Jacques Schwarz-Bart, 48 ans, cultive le gout subtil pour les musiques ancestrales des Caraïbes. Après son travail sur le ka. Il s’immerge dans le vaudou, cultivant une tradition identitaire familiale. Depuis 24 ans, Il poursuit son travail sur les mémoires en parcourant le temps, longtemps.
Avec Racines Haïti, vous venez de donner un concert hors du temps. Quelle est votre impression ?
C’est la première prestation de ce jazz Racines Haïti. C’est un concept nouveau qui n’a pas vraiment été exploré. Il a été créé dans l’obscurité et en l’absence de référence. Je suis content que le public ait reçu cette musique aussi chaleureusement.
Votre entré en scène a été une véritable cérémonial mystique avec ces deux hougans…
Je ne pouvais pas faire cette musique sans l’accord des esprits du vaudou. Il me fallait donc des alliés dans ce groupe qui puissent mettre ces forces derrière nous, nous apporter cette science de la musique vaudou aussi. On a inséré dans notre jazz quelque chose d’authentique, carrément de la racine du vaudou haïtien.
Votre musique s’ancrait déjà dans les racines de vos ancêtres…
Ça me vient de la famille où j’ai été élevé. Il suffit de regarder le combat de ma mère, de mon père qui a toujours été des combats de ceux qui vont au bout des choses. Au bout de l’identité qui est respectivement la leur. Mais au-delà de l’identité, il y a les autres aussi. C’est pourquoi, n’étant pas Haïtien, je me suis senti autoriser, si je peux m’exprimer ainsi, d’essayer de pouvoir fouiller cette racine haïtienne.

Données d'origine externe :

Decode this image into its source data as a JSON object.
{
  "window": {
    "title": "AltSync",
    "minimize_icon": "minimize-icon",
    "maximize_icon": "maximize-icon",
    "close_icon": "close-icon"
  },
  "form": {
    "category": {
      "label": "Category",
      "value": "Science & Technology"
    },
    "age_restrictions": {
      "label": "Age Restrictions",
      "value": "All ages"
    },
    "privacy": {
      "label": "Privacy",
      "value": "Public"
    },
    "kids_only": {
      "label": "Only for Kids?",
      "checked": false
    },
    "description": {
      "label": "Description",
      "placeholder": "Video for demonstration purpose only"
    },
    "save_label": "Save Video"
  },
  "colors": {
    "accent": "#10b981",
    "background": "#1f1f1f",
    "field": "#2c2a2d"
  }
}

L’Afrique a-t-elle une place dans votre univers musical ?
J’ai beaucoup travaillé avec les musiciens du gnawa du Maroc. Le gnawa est une musique importée au Maroc, il y trois siècles, de l’Afrique noire par ceux que la traite arabe, transsaharienne, abvait réduit en esclavage Aujourd’hui, ils ont doit de cité, de parole et d’expression. Il y a un grand festival de musique gnawa au Maroc. C’est fut extraordinaire d’être invité et de jouer avec ces maitres de la musique gnawa. Ca a été aussi une étape dans ce que je fais aujourd’hui avec le vaudou, parce que cette entente, cette grande spiritualité qui est née avec l’esclavage, nous vient directement de l’Afrique.
Cela vous tenaillait-il de présenter cette face culturellement cachée de la musique d’Haïti ?
La musique racine a bercé mon enfance. Nous n’avons pas eu d’éducation religieuse et, pour moi, ces chants vaudou tenaient lieu quelque part de religion (il éclate de rire). Ça et la musique gwo ka, c’était mon lien direct avec le mystique, avec tout ce qui nous dépasse. Il était absolument indispensable pour moi en tant qu’artiste d‘inclure ça dans mon vocabulaire et dans ma façon de vivre la musique.
Aujourd’hui, votre recherche musicale est très poussée vers le temps passé. Qu’elle sera votre direction demain ?
Je suis et je resterai un musicien de jazz, toute ma vie. En même temps, je ne suis pas né aux États-Unis. J’ai une identité différente de celle de tous mes collègues new-yorkais et contrairement à certaines personnes sur cette scène, moi je n’ai pas honte de mes racines. Non seulement je n’ai pas honte, mais tout ce qui fait partie de mon univers personnel est tellement fort dans mon émotionnel ! Le gwo ka, la musique racine et d’autres formes de musiques… Certaines d’ailleurs ne sont pas africaines. Je vais faire un disque de musique juive. C’est une musique que j’entendais enfant à cause de mon père. Je veux recoller tous les morceaux cassés, les débris et les poussières de mon identité, et faire quelque chose qui ressemble a une œuvre d’art.
Est-ce l’essentiel pour vous ?
C’est la seule façon de vivre pour moi. Je parle pour moi, sans vouloir donner de leçon à personne. C’est la seule façon que j’ai de pouvoir vivre avec moi-même.
Vous êtes arrivez dans le monde musical très tard, à l’âge de 24 ans. Votre réussite a été fulgurante. Êtes-vous un infatigable bosseur-chercheur ?
J’ai commencé le saxophone à 24 ans, et maintenant j’ai 48 ans. Cela fait exactement 24 ans que je joue. Je peux dire depuis deux mois que j’ai passé la moitié de ma vie à me consacrer à la musique. Si je vis encore une vingtaine d’années, je pourrais acquérir une certaine sagesse musicale et épurer mon discours afin de pouvoir canaliser l’émotionnel sans encombrement.